Diese Fälle unterscheiden sich vom Streitfall indessen dadurch, dass dort im Rahmen eines neuerlich begründeten schuldrechtlichen, dinglichen oder öffentlich-rechtlichen Rechtsverhältnisses Verpflichtungen zu bestimmten Leistungen in Form von Duldungen oder Unterlassungen begründet wurden, denen jeweils ein durchsetzbarer korrespondierender Anspruch eines Gläubigers im Sinne von § 194 BGB gegenüberstand. Derart gestaltete Duldungs- oder Unterlassungspflichten wurden im Streitfall nicht begründet. Vielmehr haben die Klägerinnen bzw. der Erblasser ihrerseits auf eigene Ansprüche und damit auf Geschäftschancen in Form zu erwartender Einnahmen und Erträge verzichtet, weshalb Entschädigungen auf der Grundlage der den Klägerinnen jeweils entgangenen Rendite geleistet wurden.

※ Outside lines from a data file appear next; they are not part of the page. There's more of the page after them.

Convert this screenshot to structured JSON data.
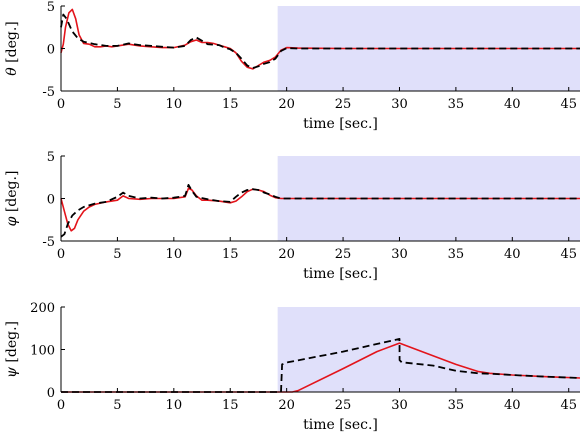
{
  "chart_data": [
    {
      "type": "line",
      "ylabel_symbol": "θ",
      "ylabel_unit": "[deg.]",
      "xlabel": "time [sec.]",
      "xlim": [
        0,
        46
      ],
      "ylim": [
        -5,
        5
      ],
      "xticks": [
        0,
        5,
        10,
        15,
        20,
        25,
        30,
        35,
        40,
        45
      ],
      "yticks": [
        -5,
        0,
        5
      ],
      "shade_from": 19.2,
      "shade_color": "#e0e0fa",
      "series": [
        {
          "color": "#e3141b",
          "style": "solid",
          "x": [
            0,
            0.2,
            0.4,
            0.7,
            1.0,
            1.3,
            1.6,
            2.0,
            2.5,
            3,
            3.5,
            4,
            4.5,
            5,
            5.5,
            6,
            6.5,
            7,
            8,
            9,
            10,
            11,
            11.5,
            12,
            12.5,
            13,
            13.5,
            14,
            14.5,
            15,
            15.5,
            16,
            16.5,
            17,
            17.5,
            18,
            18.5,
            19,
            19.5,
            20,
            21,
            25,
            30,
            35,
            40,
            46
          ],
          "y": [
            -0.5,
            0.5,
            2.5,
            4.2,
            4.6,
            3.5,
            1.6,
            0.6,
            0.5,
            0.2,
            0.2,
            0.3,
            0.2,
            0.3,
            0.4,
            0.5,
            0.4,
            0.3,
            0.2,
            0.1,
            0.1,
            0.4,
            0.8,
            1.0,
            0.7,
            0.7,
            0.6,
            0.4,
            0.2,
            0.0,
            -0.5,
            -1.5,
            -2.2,
            -2.4,
            -2.0,
            -1.6,
            -1.4,
            -1.0,
            -0.2,
            0.1,
            0.05,
            0.0,
            0.0,
            0.0,
            0.0,
            0.0
          ]
        },
        {
          "color": "#000000",
          "style": "dashed",
          "x": [
            0,
            0.2,
            0.5,
            1,
            1.5,
            2,
            3,
            4,
            5,
            6,
            7,
            8,
            9,
            10,
            11,
            11.5,
            12,
            12.5,
            13,
            14,
            14.5,
            15,
            15.5,
            16,
            16.5,
            17,
            17.5,
            18,
            18.5,
            19,
            19.5,
            20,
            21,
            25,
            30,
            35,
            40,
            46
          ],
          "y": [
            2.5,
            4.0,
            3.5,
            2.0,
            1.2,
            0.8,
            0.5,
            0.3,
            0.3,
            0.6,
            0.4,
            0.3,
            0.2,
            0.1,
            0.3,
            1.0,
            1.3,
            0.9,
            0.5,
            0.4,
            0.1,
            -0.1,
            -0.5,
            -1.2,
            -2.0,
            -2.3,
            -2.1,
            -1.8,
            -1.6,
            -1.2,
            -0.3,
            0.05,
            0.0,
            0.0,
            0.0,
            0.0,
            0.0,
            0.0
          ]
        }
      ]
    },
    {
      "type": "line",
      "ylabel_symbol": "φ",
      "ylabel_unit": "[deg.]",
      "xlabel": "time [sec.]",
      "xlim": [
        0,
        46
      ],
      "ylim": [
        -5,
        5
      ],
      "xticks": [
        0,
        5,
        10,
        15,
        20,
        25,
        30,
        35,
        40,
        45
      ],
      "yticks": [
        -5,
        0,
        5
      ],
      "shade_from": 19.2,
      "shade_color": "#e0e0fa",
      "series": [
        {
          "color": "#e3141b",
          "style": "solid",
          "x": [
            0,
            0.3,
            0.6,
            0.9,
            1.2,
            1.5,
            2,
            2.5,
            3,
            4,
            5,
            5.5,
            6,
            7,
            8,
            9,
            10,
            11,
            11.3,
            11.6,
            12,
            12.5,
            13,
            14,
            15,
            15.5,
            16,
            16.5,
            17,
            17.5,
            18,
            18.5,
            19,
            19.5,
            20,
            25,
            30,
            35,
            40,
            46
          ],
          "y": [
            0,
            -1.5,
            -3.0,
            -3.8,
            -3.5,
            -2.5,
            -1.5,
            -1.0,
            -0.7,
            -0.4,
            -0.2,
            0.3,
            0.0,
            -0.1,
            0.0,
            0.0,
            0.0,
            0.2,
            1.2,
            1.0,
            0.3,
            -0.2,
            -0.2,
            -0.3,
            -0.5,
            -0.3,
            0.2,
            0.8,
            1.1,
            1.0,
            0.8,
            0.4,
            0.1,
            0.0,
            0.0,
            0.0,
            0.0,
            0.0,
            0.0,
            0.0
          ]
        },
        {
          "color": "#000000",
          "style": "dashed",
          "x": [
            0,
            0.3,
            0.6,
            1,
            1.5,
            2,
            3,
            4,
            5,
            5.5,
            6,
            7,
            8,
            9,
            10,
            11,
            11.3,
            11.6,
            12,
            13,
            14,
            15,
            15.5,
            16,
            16.5,
            17,
            17.5,
            18,
            18.5,
            19,
            19.5,
            20,
            25,
            30,
            35,
            40,
            46
          ],
          "y": [
            -4.5,
            -4.2,
            -3.0,
            -2.0,
            -1.4,
            -1.0,
            -0.6,
            -0.4,
            0.2,
            0.7,
            0.3,
            0.0,
            0.1,
            0.0,
            0.1,
            0.3,
            1.6,
            0.9,
            0.2,
            -0.1,
            -0.3,
            -0.4,
            0.2,
            0.7,
            1.0,
            1.1,
            1.0,
            0.7,
            0.5,
            0.2,
            0.0,
            0.0,
            0.0,
            0.0,
            0.0,
            0.0,
            0.0
          ]
        }
      ]
    },
    {
      "type": "line",
      "ylabel_symbol": "ψ",
      "ylabel_unit": "[deg.]",
      "xlabel": "time [sec.]",
      "xlim": [
        0,
        46
      ],
      "ylim": [
        0,
        200
      ],
      "xticks": [
        0,
        5,
        10,
        15,
        20,
        25,
        30,
        35,
        40,
        45
      ],
      "yticks": [
        0,
        100,
        200
      ],
      "shade_from": 19.2,
      "shade_color": "#e0e0fa",
      "series": [
        {
          "color": "#e3141b",
          "style": "solid",
          "x": [
            0,
            20.5,
            21,
            25,
            28,
            30,
            32,
            35,
            37,
            38,
            40,
            43,
            46
          ],
          "y": [
            0,
            0,
            3,
            55,
            95,
            115,
            95,
            65,
            48,
            44,
            40,
            36,
            33
          ]
        },
        {
          "color": "#000000",
          "style": "dashed",
          "x": [
            0,
            19.5,
            19.6,
            20.1,
            25,
            30,
            30.01,
            30.2,
            33,
            35,
            37,
            38,
            40,
            43,
            46
          ],
          "y": [
            0,
            0,
            65,
            70,
            95,
            125,
            75,
            70,
            62,
            50,
            44,
            43,
            40,
            36,
            33
          ]
        }
      ]
    }
  ]
}
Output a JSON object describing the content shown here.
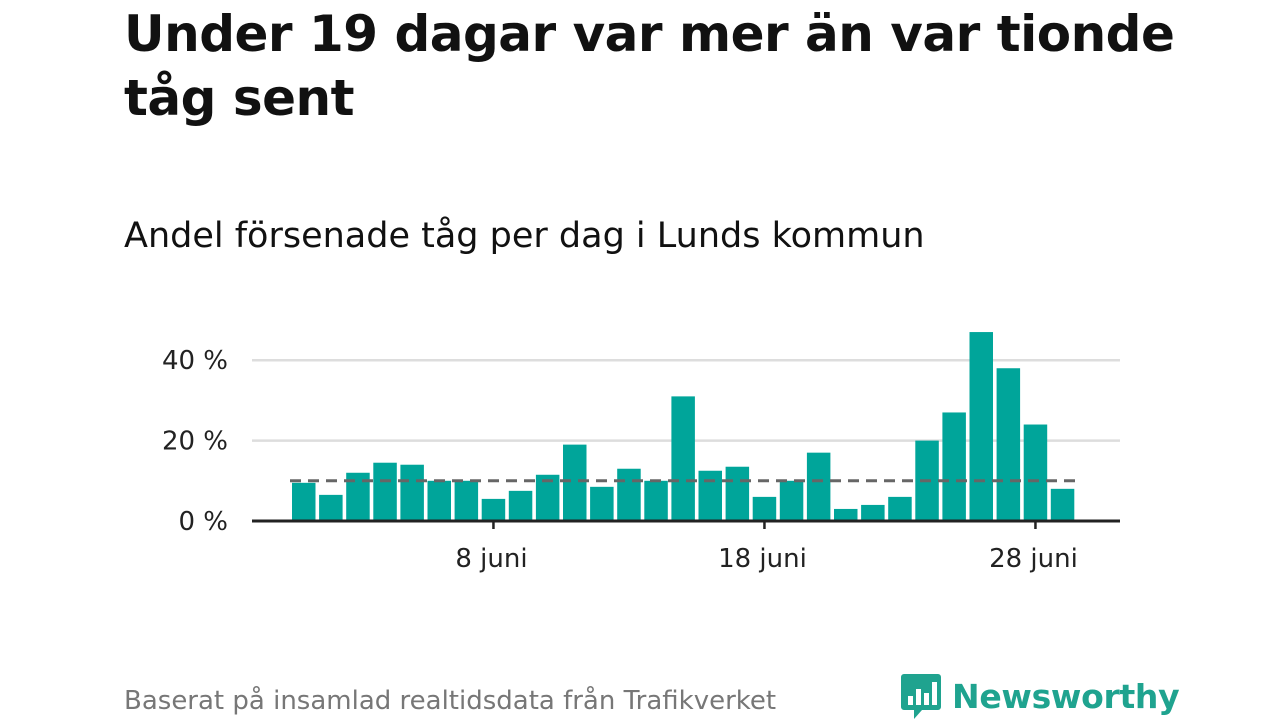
{
  "title": "Under 19 dagar var mer än var tionde tåg sent",
  "subtitle": "Andel försenade tåg per dag i Lunds kommun",
  "source": "Baserat på insamlad realtidsdata från Trafikverket",
  "brand": {
    "name": "Newsworthy",
    "color": "#1fa38f",
    "icon": "newsworthy-bar-chart-icon"
  },
  "colors": {
    "bar": "#00a59a",
    "reference_line": "#666666",
    "grid": "#dddddd",
    "axis": "#222222"
  },
  "chart_data": {
    "type": "bar",
    "x": [
      "1 juni",
      "2 juni",
      "3 juni",
      "4 juni",
      "5 juni",
      "6 juni",
      "7 juni",
      "8 juni",
      "9 juni",
      "10 juni",
      "11 juni",
      "12 juni",
      "13 juni",
      "14 juni",
      "15 juni",
      "16 juni",
      "17 juni",
      "18 juni",
      "19 juni",
      "20 juni",
      "21 juni",
      "22 juni",
      "23 juni",
      "24 juni",
      "25 juni",
      "26 juni",
      "27 juni",
      "28 juni",
      "29 juni"
    ],
    "values": [
      9.5,
      6.5,
      12,
      14.5,
      14,
      10,
      10,
      5.5,
      7.5,
      11.5,
      19,
      8.5,
      13,
      10,
      31,
      12.5,
      13.5,
      6,
      10,
      17,
      3,
      4,
      6,
      20,
      27,
      47,
      38,
      24,
      8
    ],
    "reference_line": 10,
    "yticks": [
      0,
      20,
      40
    ],
    "ytick_labels": [
      "0 %",
      "20 %",
      "40 %"
    ],
    "xticks": [
      "8 juni",
      "18 juni",
      "28 juni"
    ],
    "ylim": [
      0,
      50
    ],
    "xlabel": "",
    "ylabel": "",
    "grid": true
  }
}
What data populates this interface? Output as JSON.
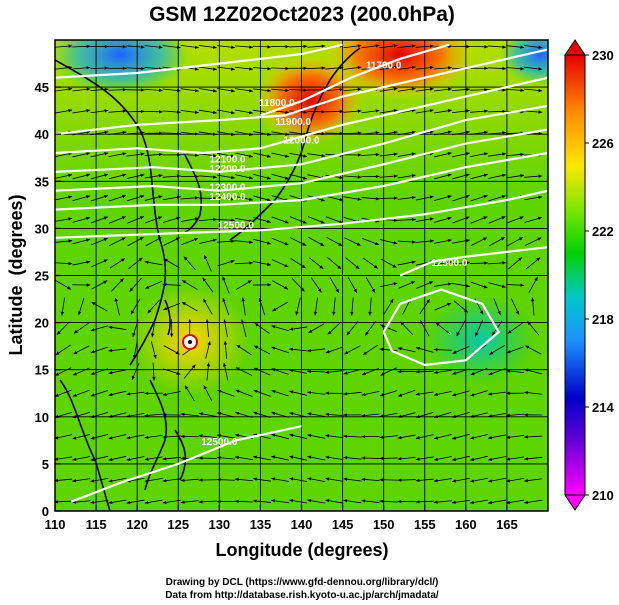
{
  "chart_data": {
    "type": "heatmap",
    "title": "GSM 12Z02Oct2023 (200.0hPa)",
    "xlabel": "Longitude (degrees)",
    "ylabel": "Latitude  (degrees)",
    "xlim": [
      110,
      170
    ],
    "ylim": [
      0,
      50
    ],
    "x_ticks": [
      110,
      115,
      120,
      125,
      130,
      135,
      140,
      145,
      150,
      155,
      160,
      165
    ],
    "y_ticks": [
      0,
      5,
      10,
      15,
      20,
      25,
      30,
      35,
      40,
      45
    ],
    "colorbar": {
      "min": 210,
      "max": 230,
      "ticks": [
        210,
        214,
        218,
        222,
        226,
        230
      ],
      "colormap": [
        "#ff00ff",
        "#0000c8",
        "#1e90ff",
        "#00c8c8",
        "#00d200",
        "#7ee600",
        "#ffe600",
        "#ff8c00",
        "#e60000"
      ]
    },
    "field_samples": [
      {
        "lon": 122,
        "lat": 47,
        "value": 218.5
      },
      {
        "lon": 140,
        "lat": 45,
        "value": 228.5
      },
      {
        "lon": 150,
        "lat": 48,
        "value": 229.0
      },
      {
        "lon": 165,
        "lat": 47,
        "value": 219.0
      },
      {
        "lon": 126,
        "lat": 20,
        "value": 225.5
      },
      {
        "lon": 130,
        "lat": 33,
        "value": 222.5
      },
      {
        "lon": 160,
        "lat": 20,
        "value": 222.0
      },
      {
        "lon": 145,
        "lat": 10,
        "value": 223.0
      }
    ],
    "contours": [
      {
        "label": "11700.0",
        "lon": 150,
        "lat": 47
      },
      {
        "label": "11800.0",
        "lon": 137,
        "lat": 43
      },
      {
        "label": "11900.0",
        "lon": 139,
        "lat": 41
      },
      {
        "label": "12000.0",
        "lon": 140,
        "lat": 39
      },
      {
        "label": "12100.0",
        "lon": 131,
        "lat": 37
      },
      {
        "label": "12200.0",
        "lon": 131,
        "lat": 36
      },
      {
        "label": "12300.0",
        "lon": 131,
        "lat": 34
      },
      {
        "label": "12400.0",
        "lon": 131,
        "lat": 33
      },
      {
        "label": "12500.0",
        "lon": 132,
        "lat": 30
      },
      {
        "label": "12500.0",
        "lon": 158,
        "lat": 26
      },
      {
        "label": "12500.0",
        "lon": 130,
        "lat": 7
      }
    ],
    "grid": true,
    "overlays": [
      "streamlines",
      "coastlines"
    ]
  },
  "credits": {
    "line1": "Drawing by DCL (https://www.gfd-dennou.org/library/dcl/)",
    "line2": "Data from http://database.rish.kyoto-u.ac.jp/arch/jmadata/"
  }
}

Der vorliegende Sachverhalt ist entgegen der Ansicht der Klägerinnen auch nicht mit demjenigen vergleichbar, der dem BFH-Urteil vom 24.08.2000 in BStBl II 2003, 67 zu Grunde lag. Denn die Klägerinnen haben zwar möglicherweise die Direktvermarktung von hofnah selbst erzeugten ökologischen Produkten aufgrund der Straßenbaumaßnahmen einschränken müssen. Eine diesbezügliche Verpflichtung besteht aber nicht. Die Klägerinnen haben kein Recht zum Anbau aufgegeben. Der Rückgang bzw. der Ausfall der Betriebseinnahmen ist vielmehr zwangsläufig durch die Straßenbaumaßnahmen eingetreten. Daher wurde die Entschädigung auch als Ersatz für entgangene und entgehende Einnahmen gezahlt.

Im Ergebnis war die Klage daher abzuweisen. Deshalb sind Ausführungen dazu, ob der Beklagte die Steuervergünstigung nach § 34 EStG zu Recht gewährt hat, entbehrlich, da eine Verböserung durch das Gericht ausgeschlossen ist.

II. Die Kostenentscheidung beruht auf § 135 Abs. 1 Finanzgerichtsordnung (FGO).